SZ +
Merken

Nur ein Görlitzer besitzt einen Waffenschein

Am Sonnabend jährt sich der blutige Anschlag in einem Erfurter Gymnasium zum ersten Mal. In der Folge dieses Ereignisses trat vor wenigen Wochen das verschärfte Waffengesetz in Kraft. Wichtige Neuerungen sind der „kleine Waffenschein“ und das Verbot von Schlagringen, Wurf-sternen und bestimmten Messern. Außerdem wurde die Altersgrenze angehoben.

Teilen
Folgen

Von P. Chemnitz und H. Engel

Die Nachfrage nach dem „kleinen Waffenschein“ (Kosten 50 Euro) hält sich im Görlitzer Ordnungsamt in Grenzen. Mit einem guten Dutzend bewilligten Anträgen liegt man in der Größenordnung, wie sie auch von den Behörden der Nachbarkreise wie etwa Bautzen registriert wurden.

Neues Waffengesetz

war überfällig

Das neue, modernisierte Waffengesetz sei überfällig gewesen, sagt Volker Klein, zuständiger Sachbearbeiter im Ordnungsamt. Nach der Aufhebung des restriktiven DDR-Waffengesetzes hätten sich viele Görlitzer mit Waffentypen eingedeckt, die das bundesdeutsche Recht zuließ. Veteranen des Zweiten Weltkrieges hätten sich Nachbauten der alten „Null-Acht“ angeschafft, viele andere Bürger wären auf die Dumpingangebote westdeutscher Händler und die von ihnen geschürte Angst vor Kriminellen hereingefallen. Bereits damals wäre ein neues Gesetz notwendig gewesen, sagt Klein. Die bisher geltenden Vorschriften, die im Wesentlichen auf dem alten Reichswaffengesetz beruhten, waren aber durch Sonderregelungen und eingearbeitete neue Erkenntnisse völlig überfrachtet worden.

Ausgangspunkt für die jetzt in Kraft getretene Neuregelung waren die Geschehnisse von Erfurt vor einem Jahr. Das neue Gesetz soll den Zugang zu Waffen erschweren. So ist jetzt für Schreckschuss-, Reizstoff- und Signalwaffen der „kleine Waffenschein“ notwendig, wenn sie außerhalb der Wohnung und des Grundstücks getragen werden. Bisher reichte es für diese Waffen aus, volljährig zu sein.

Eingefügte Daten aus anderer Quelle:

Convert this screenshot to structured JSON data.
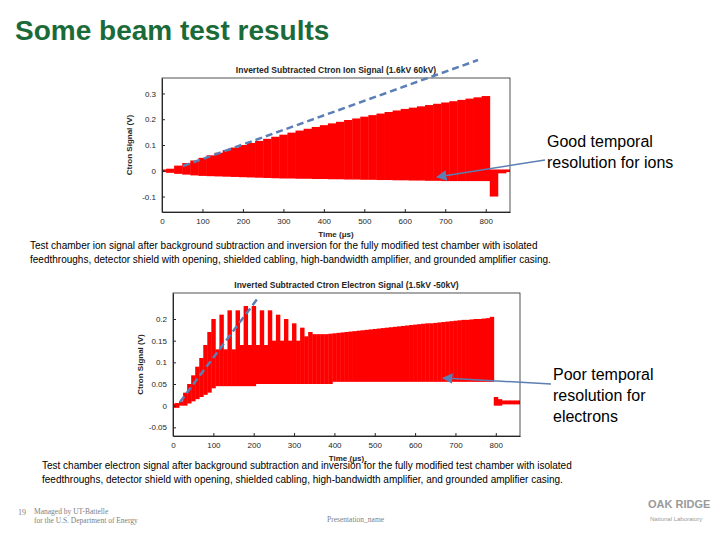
{
  "slide_title": "Some beam test results",
  "chart_data": [
    {
      "type": "area",
      "title": "Inverted Subtracted Ctron Ion Signal (1.6kV 60kV)",
      "x_label": "Time (μs)",
      "y_label": "Ctron Signal (V)",
      "x": [
        0,
        20,
        40,
        60,
        80,
        100,
        120,
        140,
        160,
        180,
        200,
        220,
        240,
        260,
        280,
        300,
        320,
        340,
        360,
        380,
        400,
        420,
        440,
        460,
        480,
        500,
        520,
        540,
        560,
        580,
        600,
        620,
        640,
        660,
        680,
        700,
        720,
        740,
        760,
        780,
        800,
        820,
        840,
        860
      ],
      "series": [
        {
          "color": "#ff0000",
          "values": [
            0.005,
            0.008,
            0.02,
            0.03,
            0.04,
            0.05,
            0.06,
            0.07,
            0.08,
            0.09,
            0.1,
            0.108,
            0.116,
            0.124,
            0.132,
            0.14,
            0.148,
            0.156,
            0.163,
            0.17,
            0.177,
            0.184,
            0.19,
            0.197,
            0.203,
            0.21,
            0.216,
            0.222,
            0.228,
            0.234,
            0.24,
            0.245,
            0.25,
            0.255,
            0.26,
            0.265,
            0.27,
            0.275,
            0.28,
            0.285,
            0.29,
            0.005,
            0.005,
            0.005
          ]
        },
        {
          "color": "#ff0000",
          "values": [
            -0.005,
            -0.008,
            -0.012,
            -0.015,
            -0.018,
            -0.02,
            -0.021,
            -0.022,
            -0.023,
            -0.024,
            -0.025,
            -0.026,
            -0.027,
            -0.028,
            -0.029,
            -0.03,
            -0.03,
            -0.031,
            -0.031,
            -0.032,
            -0.032,
            -0.033,
            -0.033,
            -0.034,
            -0.034,
            -0.035,
            -0.035,
            -0.036,
            -0.036,
            -0.037,
            -0.037,
            -0.038,
            -0.038,
            -0.039,
            -0.039,
            -0.04,
            -0.04,
            -0.04,
            -0.04,
            -0.04,
            -0.04,
            -0.1,
            -0.01,
            -0.005
          ]
        }
      ],
      "xlim": [
        0,
        860
      ],
      "ylim": [
        -0.16,
        0.36
      ],
      "xticks": [
        0,
        100,
        200,
        300,
        400,
        500,
        600,
        700,
        800
      ],
      "yticks": [
        -0.1,
        0,
        0.1,
        0.2,
        0.3
      ],
      "annotations": [
        {
          "lines": [
            "Good temporal",
            "resolution for ions"
          ]
        }
      ],
      "caption": [
        "Test chamber ion signal after background subtraction and inversion for the fully modified test chamber with isolated",
        "feedthroughs, detector shield with opening, shielded cabling, high-bandwidth amplifier, and grounded amplifier casing."
      ]
    },
    {
      "type": "area",
      "title": "Inverted Subtracted Ctron Electron Signal (1.5kV -50kV)",
      "x_label": "Time (μs)",
      "y_label": "Ctron Signal (V)",
      "x": [
        0,
        10,
        20,
        30,
        40,
        50,
        60,
        70,
        80,
        90,
        100,
        110,
        120,
        130,
        140,
        150,
        160,
        170,
        180,
        190,
        200,
        210,
        220,
        230,
        240,
        250,
        260,
        270,
        280,
        290,
        300,
        310,
        320,
        330,
        340,
        350,
        360,
        370,
        380,
        390,
        400,
        410,
        420,
        430,
        440,
        450,
        460,
        470,
        480,
        490,
        500,
        510,
        520,
        530,
        540,
        550,
        560,
        570,
        580,
        590,
        600,
        610,
        620,
        630,
        640,
        650,
        660,
        670,
        680,
        690,
        700,
        710,
        720,
        730,
        740,
        750,
        760,
        770,
        780,
        790,
        800,
        810,
        820,
        830,
        840,
        850,
        860
      ],
      "series": [
        {
          "color": "#ff0000",
          "values": [
            0.005,
            0.006,
            0.01,
            0.03,
            0.05,
            0.07,
            0.09,
            0.11,
            0.14,
            0.17,
            0.2,
            0.13,
            0.21,
            0.13,
            0.22,
            0.13,
            0.22,
            0.14,
            0.23,
            0.14,
            0.23,
            0.14,
            0.22,
            0.14,
            0.22,
            0.15,
            0.21,
            0.15,
            0.2,
            0.15,
            0.19,
            0.15,
            0.18,
            0.16,
            0.17,
            0.165,
            0.165,
            0.165,
            0.165,
            0.166,
            0.167,
            0.168,
            0.169,
            0.17,
            0.171,
            0.172,
            0.173,
            0.174,
            0.175,
            0.176,
            0.177,
            0.178,
            0.179,
            0.18,
            0.181,
            0.182,
            0.183,
            0.184,
            0.185,
            0.186,
            0.187,
            0.188,
            0.189,
            0.19,
            0.19,
            0.191,
            0.192,
            0.193,
            0.194,
            0.195,
            0.196,
            0.197,
            0.198,
            0.198,
            0.199,
            0.2,
            0.2,
            0.201,
            0.202,
            0.205,
            0.02,
            0.015,
            0.012,
            0.012,
            0.012,
            0.012,
            0.012
          ]
        },
        {
          "color": "#ff0000",
          "values": [
            -0.005,
            -0.005,
            0,
            0,
            0.005,
            0.01,
            0.015,
            0.02,
            0.025,
            0.03,
            0.04,
            0.045,
            0.045,
            0.045,
            0.045,
            0.045,
            0.045,
            0.045,
            0.045,
            0.045,
            0.045,
            0.05,
            0.05,
            0.05,
            0.05,
            0.05,
            0.05,
            0.05,
            0.05,
            0.05,
            0.05,
            0.05,
            0.05,
            0.05,
            0.05,
            0.05,
            0.05,
            0.05,
            0.05,
            0.05,
            0.055,
            0.055,
            0.055,
            0.055,
            0.055,
            0.055,
            0.055,
            0.055,
            0.055,
            0.055,
            0.055,
            0.055,
            0.055,
            0.055,
            0.055,
            0.055,
            0.055,
            0.055,
            0.055,
            0.055,
            0.055,
            0.055,
            0.055,
            0.055,
            0.055,
            0.055,
            0.055,
            0.055,
            0.055,
            0.055,
            0.055,
            0.055,
            0.055,
            0.055,
            0.055,
            0.055,
            0.055,
            0.055,
            0.055,
            0.055,
            0,
            0,
            0.003,
            0.003,
            0.003,
            0.003,
            0.003
          ]
        }
      ],
      "xlim": [
        0,
        860
      ],
      "ylim": [
        -0.07,
        0.26
      ],
      "xticks": [
        0,
        100,
        200,
        300,
        400,
        500,
        600,
        700,
        800
      ],
      "yticks": [
        -0.05,
        0,
        0.05,
        0.1,
        0.15,
        0.2
      ],
      "annotations": [
        {
          "lines": [
            "Poor temporal",
            "resolution for",
            "electrons"
          ]
        }
      ],
      "caption": [
        "Test chamber electron signal after background subtraction and inversion for the fully modified test chamber with isolated",
        "feedthroughs, detector shield with opening, shielded cabling, high-bandwidth amplifier, and grounded amplifier casing."
      ]
    }
  ],
  "footer": {
    "page": 19,
    "lines": [
      "Managed by UT-Battelle",
      "for the U.S. Department of Energy"
    ],
    "presentation": "Presentation_name",
    "logo": [
      "OAK RIDGE",
      "National Laboratory"
    ]
  }
}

Ohne Waffenschein in eine Kontrolle zu geraten, kann schlimme Folgen haben. Es handelt sich um eine Straftat, die mit einer Gefängnisstrafe bis zu drei Jahren oder eine Geldstrafe geahndet werden kann. Händler müssen den Verkauf der Waffen protokollieren. Der Eigentümer ist verpflichtet, das zuständige Amt mit der „Waffenbesitzkarte“ über den Kauf der Waffe zu informieren. Wurfsterne und Schlagringe sind künftig verboten, ebenso Spring-, Fall-, Faust- und Butterflymesser. Sie dürfen nicht mehr verkauft werden, ihr Besitz ist strafbar. Allerdings hat der Gesetzgeber eine Kulanzfrist gesetzt: Bis 30. August weist die Polizei lediglich auf das neue Recht hin. Ertappte haben die Möglichkeit Wurfsterne, Messer und Schlagringe straffrei abzugeben. Als „wirksames Verteidigungsmittel“ erlaubt das verschärfte Waffenrecht Reizgas. Jugendliche ab 14 Jahren dürfen Sprühgeräte kaufen.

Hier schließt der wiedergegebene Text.